The Victorian government represents a wider electorate, taking the interests of potential residents into account. It improves broader social welfare by taking the decision to restrict housing away from local representatives. If housing is to be made affordable, the state government needs to override local councils.
Specifically, the amendments being considered by this inquiry allow extra housing to be supplied. The research discussed in previous sections indicates this this is an effective way to make housing more affordable, especially for low-income renters. Moreover, they do so without requiring government expenditure.
Transport stations are an ideal place to locate new housing. The demand to live near public transport is high. They are already busy, lively areas so neighbourhood disruption is minimised. And encouraging public transport reduces traffic congestion.
7. Mandatory Inclusionary Zoning
It is sometimes suggested that the new planning controls should require ‘affordable’ (i.e., subsidised) housing, often called Mandatory Inclusionary Zoning (MIZ).
These suggestions are well-meaning but counterproductive. Mandatory Inclusionary Zoning is a tax on development. Like any tax, it discourages supply and raises prices.
Builders should not pay for something society, as a whole, wants. It is like making doctors and nurses pay for Medicare or making professors pay for extra university places. To get more of something, don’t tax the people who provide it.
MIZ leads to lower bids for sites. For profitable developments. this will be passed on to lower land prices. But for the many development sites that are marginal, a lower bid will be unsuccessful and the development will not happen. This reduces supply, making housing more expensive.
Hamilton (2021) surveys the research and concludes ‘Inclusionary Zoning Hurts More Than It Helps‘. She analyses six studies, four of which find that inclusionary zoning increases prices. Three find that inclusionary zoning reduces the quantity of new housing, two find no effect, and one doesn’t examine supply effects.
Subsequent research has strengthened these conclusions. in 2019, Seattle’s ‘mandatory housing affordability‘ (MHA) required builders to include subsidised components in medium density projects. Medium density construction collapsed (Chart 6).
Chart 6: Building permits in Seattle
The same thing happened in Portland, Oregon.
Phillips (2024) estimates that every below-market unit produced by Inclusionary Zoning in Los Angeles reduces market-rate production by more than four units, worsening affordability for everyone except the lucky lottery winners.
In contrast, evidence supporting MIZ is very thin.
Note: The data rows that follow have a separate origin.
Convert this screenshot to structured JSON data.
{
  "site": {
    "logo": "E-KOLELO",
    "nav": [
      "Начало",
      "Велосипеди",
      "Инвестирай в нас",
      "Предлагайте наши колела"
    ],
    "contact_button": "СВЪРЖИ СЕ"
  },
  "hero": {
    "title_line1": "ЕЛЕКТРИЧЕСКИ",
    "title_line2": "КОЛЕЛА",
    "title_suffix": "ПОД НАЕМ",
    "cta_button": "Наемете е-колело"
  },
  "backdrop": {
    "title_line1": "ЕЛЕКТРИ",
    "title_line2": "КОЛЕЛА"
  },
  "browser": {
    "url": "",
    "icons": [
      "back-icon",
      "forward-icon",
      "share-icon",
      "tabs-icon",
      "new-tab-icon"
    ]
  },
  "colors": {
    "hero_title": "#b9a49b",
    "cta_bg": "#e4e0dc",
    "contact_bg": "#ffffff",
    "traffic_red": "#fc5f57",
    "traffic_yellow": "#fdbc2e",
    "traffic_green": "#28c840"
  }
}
Proponents cite many examples where MIZ has increased subsidised housing, but they do not cite research showing that MIZ has maintained supply or overall affordability.
8. Conclusion
Planning restrictions mean housing prices and rents are too high. The Victorian government’s planning reforms will help fix this.
More fundamentally, we need a change in social values. As a society, we need to be more accepting of higher density. We need to put more weight on the interests of renters and future home buyers and less weight on the interests of nearby residents. Hopefully this inquiry’s report will promote this change.
[1] References are provided by hyperlinks in the pdf version.